Окликнув Ахмеда, хозяин повел гостя в дом. Они сели лицом друг к другу.
– Еще две недели, и я опять стану семейным человеком, – сказал лейтенант и радостно улыбнулся, главным образом тому, что, пожалуй, у него еще есть время показать американцу девушек народности улед-наиль.
– Очень хорошо, очень хорошо.
Уныния Таннера эта весть не рассеяла. Бедная, бедная мадам д’Арманьяк, думал он. Это же представить невозможно: ей придется провести здесь всю жизнь! Со времени смерти Порта и исчезновения Кит пустыню он возненавидел: справедливо или нет, но вину он возлагал на нее – а кого еще ему было винить в том, что он лишился друзей? Все же пустыня штука настолько мощная, что ее просто нельзя не представить себе в виде живого существа. Одно ее молчание уже наводит на мысль о некоей безмолвно затаившейся, не то чтобы разумной, но сознающей себя силе. (Капитан Бруссар, когда на него однажды вечером накатила болтливость, помнится, сказал ему, что даже французы, с небольшими подразделениями войск углублявшиеся в пустыню, порой доходили до того, что видели там джиннов, хотя и после этого отказывались в них поверить, но это как раз понятно: гордыня-с! Вот и думайте, что это может значить, – помимо того, что бесы, джинны и прочие такие сущности первыми возникают в нашем воображении, когда нечто непонятное надо представить в виде зримого образа.)
Вошел Ахмед, принес бутылку и бокалы. Какое-то время пили молча. Потом лейтенант вдруг говорит (не столько чтобы что-то сообщить, сколько просто желая развеять молчание):
– Гм, да. Жизнь – удивительная штука. Ничто никогда не происходит так, как этого ожидаешь.
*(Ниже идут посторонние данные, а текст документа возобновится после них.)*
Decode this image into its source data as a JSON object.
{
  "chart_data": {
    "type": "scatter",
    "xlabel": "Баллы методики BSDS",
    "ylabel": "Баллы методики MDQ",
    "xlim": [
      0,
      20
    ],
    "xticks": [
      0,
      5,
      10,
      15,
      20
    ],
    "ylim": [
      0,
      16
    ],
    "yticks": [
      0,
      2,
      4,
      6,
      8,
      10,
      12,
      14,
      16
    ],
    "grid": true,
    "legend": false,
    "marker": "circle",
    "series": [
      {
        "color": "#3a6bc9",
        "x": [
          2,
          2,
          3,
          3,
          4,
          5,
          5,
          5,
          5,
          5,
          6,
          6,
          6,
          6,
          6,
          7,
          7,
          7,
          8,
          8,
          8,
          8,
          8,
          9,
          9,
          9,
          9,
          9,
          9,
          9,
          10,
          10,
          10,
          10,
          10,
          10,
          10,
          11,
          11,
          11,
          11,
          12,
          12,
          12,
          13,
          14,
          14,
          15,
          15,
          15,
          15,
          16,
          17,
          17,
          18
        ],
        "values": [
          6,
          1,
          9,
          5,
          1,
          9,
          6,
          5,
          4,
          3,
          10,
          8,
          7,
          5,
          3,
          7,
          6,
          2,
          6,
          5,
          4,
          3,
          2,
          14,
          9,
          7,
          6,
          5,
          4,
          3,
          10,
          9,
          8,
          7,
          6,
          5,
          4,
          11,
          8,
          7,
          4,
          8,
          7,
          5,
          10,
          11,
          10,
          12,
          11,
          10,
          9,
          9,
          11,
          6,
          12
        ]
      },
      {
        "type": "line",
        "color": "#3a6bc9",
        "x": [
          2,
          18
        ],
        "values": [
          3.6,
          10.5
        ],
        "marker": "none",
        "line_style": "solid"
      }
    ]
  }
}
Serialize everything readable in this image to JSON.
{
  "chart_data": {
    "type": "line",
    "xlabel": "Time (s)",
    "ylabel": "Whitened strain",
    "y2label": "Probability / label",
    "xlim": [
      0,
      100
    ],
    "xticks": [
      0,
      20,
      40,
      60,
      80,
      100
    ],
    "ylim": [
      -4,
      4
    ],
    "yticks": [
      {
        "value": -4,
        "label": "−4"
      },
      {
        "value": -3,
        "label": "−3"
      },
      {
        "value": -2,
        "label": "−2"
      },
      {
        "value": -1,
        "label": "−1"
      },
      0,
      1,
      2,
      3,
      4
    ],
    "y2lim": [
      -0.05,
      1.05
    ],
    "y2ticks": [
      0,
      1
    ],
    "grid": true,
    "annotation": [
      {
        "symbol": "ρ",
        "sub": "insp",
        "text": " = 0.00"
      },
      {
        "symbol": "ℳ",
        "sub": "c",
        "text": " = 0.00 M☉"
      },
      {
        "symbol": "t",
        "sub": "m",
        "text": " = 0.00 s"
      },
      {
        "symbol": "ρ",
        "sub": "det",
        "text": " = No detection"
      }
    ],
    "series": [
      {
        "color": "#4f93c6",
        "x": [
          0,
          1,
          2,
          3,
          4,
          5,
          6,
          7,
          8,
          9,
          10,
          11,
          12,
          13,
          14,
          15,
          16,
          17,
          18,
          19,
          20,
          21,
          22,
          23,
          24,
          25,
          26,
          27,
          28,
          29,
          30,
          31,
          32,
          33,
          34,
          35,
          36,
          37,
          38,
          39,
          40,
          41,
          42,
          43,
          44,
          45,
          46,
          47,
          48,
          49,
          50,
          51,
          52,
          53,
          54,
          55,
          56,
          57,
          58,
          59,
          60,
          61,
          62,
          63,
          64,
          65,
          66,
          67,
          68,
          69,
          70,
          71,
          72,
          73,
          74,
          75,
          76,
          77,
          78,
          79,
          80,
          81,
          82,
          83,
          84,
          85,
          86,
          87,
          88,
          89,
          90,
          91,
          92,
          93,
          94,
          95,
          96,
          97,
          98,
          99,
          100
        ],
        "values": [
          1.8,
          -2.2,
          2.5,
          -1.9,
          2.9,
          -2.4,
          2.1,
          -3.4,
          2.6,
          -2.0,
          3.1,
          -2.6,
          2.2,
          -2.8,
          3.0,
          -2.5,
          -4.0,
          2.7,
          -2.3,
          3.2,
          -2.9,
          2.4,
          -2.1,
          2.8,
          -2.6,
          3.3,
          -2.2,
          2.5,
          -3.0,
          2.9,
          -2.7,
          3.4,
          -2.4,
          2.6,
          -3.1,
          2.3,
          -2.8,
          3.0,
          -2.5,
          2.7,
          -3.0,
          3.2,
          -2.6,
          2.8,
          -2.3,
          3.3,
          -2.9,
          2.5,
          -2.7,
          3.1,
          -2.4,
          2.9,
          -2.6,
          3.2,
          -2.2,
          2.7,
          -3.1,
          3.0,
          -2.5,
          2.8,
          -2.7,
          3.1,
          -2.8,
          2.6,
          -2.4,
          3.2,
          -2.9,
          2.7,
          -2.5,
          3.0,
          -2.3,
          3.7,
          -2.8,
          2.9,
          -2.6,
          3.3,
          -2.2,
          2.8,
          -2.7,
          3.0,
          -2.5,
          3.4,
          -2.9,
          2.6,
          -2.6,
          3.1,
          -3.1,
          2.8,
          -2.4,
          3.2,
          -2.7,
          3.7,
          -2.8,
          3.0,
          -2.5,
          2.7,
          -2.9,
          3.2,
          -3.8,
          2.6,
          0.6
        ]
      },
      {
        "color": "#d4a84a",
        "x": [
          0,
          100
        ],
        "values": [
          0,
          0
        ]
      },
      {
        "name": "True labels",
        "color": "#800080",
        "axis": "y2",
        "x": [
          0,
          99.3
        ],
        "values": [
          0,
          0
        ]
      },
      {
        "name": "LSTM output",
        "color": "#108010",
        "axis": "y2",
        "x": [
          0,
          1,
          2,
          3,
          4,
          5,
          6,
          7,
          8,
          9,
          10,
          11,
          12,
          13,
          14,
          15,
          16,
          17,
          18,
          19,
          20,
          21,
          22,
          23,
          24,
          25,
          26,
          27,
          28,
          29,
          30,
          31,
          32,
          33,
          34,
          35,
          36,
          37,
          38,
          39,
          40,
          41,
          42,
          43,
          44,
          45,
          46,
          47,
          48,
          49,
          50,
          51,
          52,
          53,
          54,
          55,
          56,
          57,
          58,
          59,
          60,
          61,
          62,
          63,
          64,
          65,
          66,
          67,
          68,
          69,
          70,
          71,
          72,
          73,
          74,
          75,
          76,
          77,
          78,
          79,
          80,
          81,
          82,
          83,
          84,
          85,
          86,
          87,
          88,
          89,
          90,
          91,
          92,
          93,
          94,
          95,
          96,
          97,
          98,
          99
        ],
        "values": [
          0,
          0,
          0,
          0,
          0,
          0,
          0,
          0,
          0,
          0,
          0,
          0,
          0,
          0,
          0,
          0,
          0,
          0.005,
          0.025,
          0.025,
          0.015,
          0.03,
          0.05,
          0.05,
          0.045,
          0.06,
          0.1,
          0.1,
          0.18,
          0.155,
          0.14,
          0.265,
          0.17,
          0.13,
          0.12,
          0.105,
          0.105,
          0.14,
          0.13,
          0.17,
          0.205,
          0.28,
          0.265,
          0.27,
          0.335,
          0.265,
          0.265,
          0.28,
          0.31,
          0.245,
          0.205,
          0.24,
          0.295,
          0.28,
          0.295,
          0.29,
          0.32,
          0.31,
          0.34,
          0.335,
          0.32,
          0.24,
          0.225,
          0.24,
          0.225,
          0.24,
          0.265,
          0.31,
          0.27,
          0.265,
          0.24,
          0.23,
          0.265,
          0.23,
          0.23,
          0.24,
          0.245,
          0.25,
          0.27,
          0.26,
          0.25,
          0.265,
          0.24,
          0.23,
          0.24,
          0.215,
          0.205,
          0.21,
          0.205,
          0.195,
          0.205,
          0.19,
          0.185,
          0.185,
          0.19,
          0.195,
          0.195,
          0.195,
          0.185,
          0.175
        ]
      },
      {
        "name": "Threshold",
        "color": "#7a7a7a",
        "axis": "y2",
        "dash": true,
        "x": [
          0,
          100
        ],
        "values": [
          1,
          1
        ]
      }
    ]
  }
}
Причем ясней всего это начинаешь понимать именно здесь; никакие расчеты, никакие научные выкладки здесь не действуют. За каждым поворотом – неожиданность. Когда ваш друг приехал сюда без паспорта и обвинил в краже беднягу Абделькадера, кто мог подумать, что с ним такое случится, да так скоро! – Потом, решив, что логика его высказывания может быть неверно истолкована, добавил: – Абделькадер, кстати, очень огорчился, услышав о его кончине. Он, знаете ли, не таил на вашего приятеля совершенно никакого зла.
Таннер, казалось, не слушал. Мысль лейтенанта тем временем переключилась на другое.
– Вот скажите мне, – вновь заговорил он голосом, в котором звучало любопытство. – Вам удалось убедить капитана Бруссара в том, что все его подозрения относительно мадам были беспочвенны? Или он до сих пор думает, что женаты они не были? В своем письме ко мне он отзывался о ней очень неблагоприятно. Вы показали ему паспорт мсье Морсби?
– Что? – тревожно вскинулся Таннер, решив, что вот сейчас-то у него и начнутся затруднения с французским. – А, да. Паспорт я ему отдал, чтобы он отослал его в консульство, приложив к отчету. Но в то, что они были женаты, он так и не поверил, потому что миссис Морсби обещала предъявить ему свой, а вместо этого сбежала. Поэтому он считает, что полагать, будто он знает, кто она такая на самом деле, у него нет оснований.
– Но они ведь и правда были мужем и женой, не так ли? – тихо продолжил лейтенант.
– Да-да, конечно, разумеется, – нахмурился Таннер, чувствуя себя в какой-то мере предателем уже из-за того, что такой разговор происходит и он в нем участвует.